Kirill Zelenski, the Managing Director of Europe at iFarm, tells Food Tank that the company’s name is reminiscent of the iPhone. With an iPhone, he says, “you don’t need to know anything… You just need to know what you want to do, and it will do it itself. Same with our farms.” He explains that a customer simply has to push a button to grow arugula, and the system knows what to do.
Urban farming companies boast several ecological, economic, and health benefits. iFarm’s technology, for instance, uses 90 percent less water and 75 percent less fertilizer compared to conventional farms, and no pesticides.
Controlled climates inside urban farms reduce the risk of air and water pollution, while allowing for more reliable yields. iFarm reports that 100 percent of their seeds sprout.

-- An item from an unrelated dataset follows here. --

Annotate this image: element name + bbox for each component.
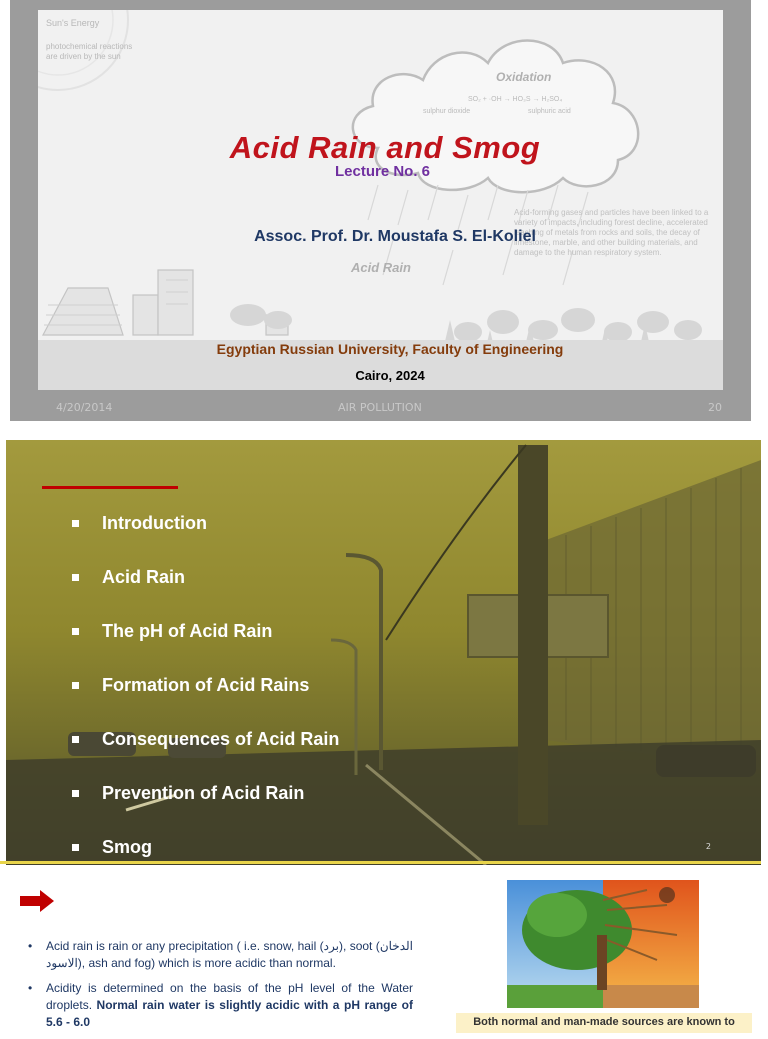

Indoor farms can also exist anywhere. The urban farming company Square Roots, for example, grows greens in the heart of Brooklyn. This flexibility cuts down on land use—which is increasingly sparse—and improves access to fresh food in urban areas.
iFarm’s founder, Alex Lyskovsky, decided to start the company for exactly that reason: his hometown in Siberia lacked access to fresh food. Now, thanks to iFarm, says Zelenski, “Even sitting in Finland, I can grow—for example—tomatoes like they would be grown in Sicily.”
Zelenski imagines a world where proximity to farmland no longer dictates where people reside. “Our idea is that it will change the world and how people are living. Because of the possibility to build farms in every house, you can live wherever,” Zelenski tells Food Tank.
Zelinski believes that autonomous farming companies—particularly those that sell already-programmed systems—have the potential to radically reshape the industry. “Modern farmers,” as he calls them, won’t necessarily need to know how to farm.
However, there are downsides. Zelenski notes that iFarm’s drones reduce the need for labor by 800 hours per month, which boosts efficiency and saves farm owners money—but could also threaten job security for farm workers.
iFarm isn’t the only company selling urban farms. Manhattan-based Farm.One offers everything from single-plant hydroponic units to entire vertical farming setups. InFarm, based in Berlin, installs its modular setups in grocery stores. And companies like Agrilution, Rise Gardens, and Aspara sell in-home hydroponic systems.
As for iFarm, the company plans to put half of its recent funding towards scaling up in Europe and the Middle East, 30 percent into research and development, and the remaining 20 percent into internal management and hiring.
The company plans to leave a big mark on the agriculture industry. “We think our technology will change not just [farmers’] work, it will change the world totally,” Zelenski tells Food Tank. “Our idea totally disrupts the industry.”